Poaching for baby gorillas turns deadly

'World's total of all mountain gorillas is approximately 660 animals'

From Gary Strieker CNN

(CNN) --In Central Africa, the last populations of mountain gorillas are threatened by a new outbreak of poaching, possibly the mastermind of an unknown sponsor with lots of money.

Since May, at least six of the rare apes have been shot and killed, alarming wildlife conservationists and prompting the expansion of anti-poaching patrols of an isolated gorilla preserve.

"We've not see anything like this in the last 20 years," said gorilla researcher Amy Vedder of the Wildlife Conservation Society, based at the Bronx Zoo in New York.

Vedder has spent her life studying mountain gorillas and has played a major role in the campaign to save them. Despite prolonged and often bloody civil unrest in the region, the gorilla population has actually risen in recent years.

But poachers could still twist the conservation success story into tragedy.

"The world's total of all mountain gorillas is approximately 660 animals. It can't afford this kind of loss," Vedder said.

Wild mountain gorillas live only in the high-altitude forests of Rwanda, Uganda, and the Democratic Republic of Congo. Many live in the Virunga mountains in a patchwork of national and international parks where the three countries meet.

In these cases, the animals were not killed for food. Poachers seem to have had another reason.

'Some kind of private menagerie'

"It appears that people are trying to capture a baby gorilla for sale somewhere. It would not be to any kind of reputable zoo," Vedder said.

"There are no mountain gorillas in captivity anywhere in the world legally. We assume this is for some kind of private menagerie or private collection of exotic animals somewhere hidden away in the world."

Wildlife investigators believe someone is offering a great deal of money for baby gorillas, which cannot be captured as long as adults in their family groups are alive to protect them.

Park rangers in Uganda recently captured several suspected poachers and found a live baby gorilla. Another baby gorilla might still be unaccounted for.

"There's one that we know of that's missing. One was intercepted. We are in the process of reintroducing it into the wild," said Dieter Steklis, chief scientific director of the Dian Fossey Gorilla Fund International.

The poachers are being questioned to find out who hired them.

"We don't have the results of the investigation yet.

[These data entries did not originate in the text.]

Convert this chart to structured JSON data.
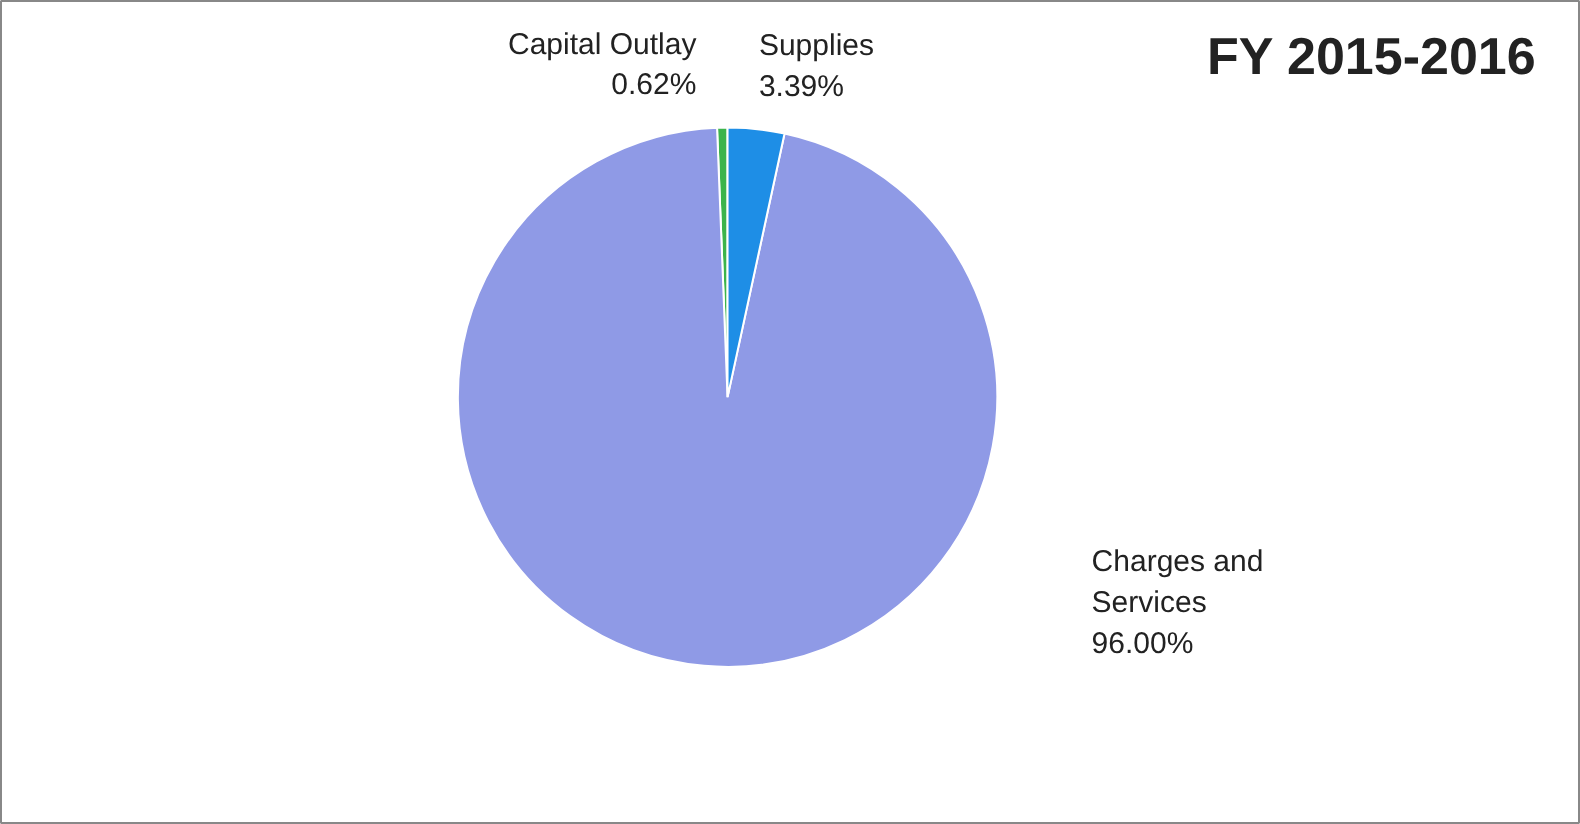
{
  "chart_data": {
    "type": "pie",
    "title": "FY 2015-2016",
    "categories": [
      "Capital Outlay",
      "Charges and Services",
      "Supplies"
    ],
    "values": [
      0.62,
      96.0,
      3.39
    ],
    "colors": [
      "#3cb44b",
      "#8f9ae6",
      "#1e8ee6"
    ],
    "value_labels": [
      "0.62%",
      "96.00%",
      "3.39%"
    ]
  }
}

The men apprehended have been questioned by Rwandan authorities but we don't have any information yet," Steklis said.

Meanwhile, authorities in Uganda and Rwanda are re-doubling anti-poaching patrols in the mountainous national parks. Some gorilla family groups are under 24-hour surveillance.

Rangers return to danger zone

The Fossey fund, which continues the work of the late gorilla scientist Dian Fossey, is joining the efforts.

The Atlanta-based conservation group is helping Rwanda re-establish patrols in Karisoke, a remote camp founded by Fossey in the late 1960s to conduct field research.

The facilities are located in the heart of mountain gorilla territory, but haven't been used since the 1990s because of civil turmoil.

By setting up another permanent camp, rangers, including private ones hired and trained by the Fossey fund, can protect some of the most remote gorilla groups.

"Our rangers are probably some of the very best in the region if not all of Africa," said Steklis, who is also a professor of anthropology at Rutgers University in New Jersey.

Steklis said that protecting the endangered great apes and their habitat helps ensure the preservation of mountainous territory with great biological diversity.

Moreover, the gorillas bring in ecotourists from around the world, generating millions of dollars to the cash-strapped economies of Central Africa.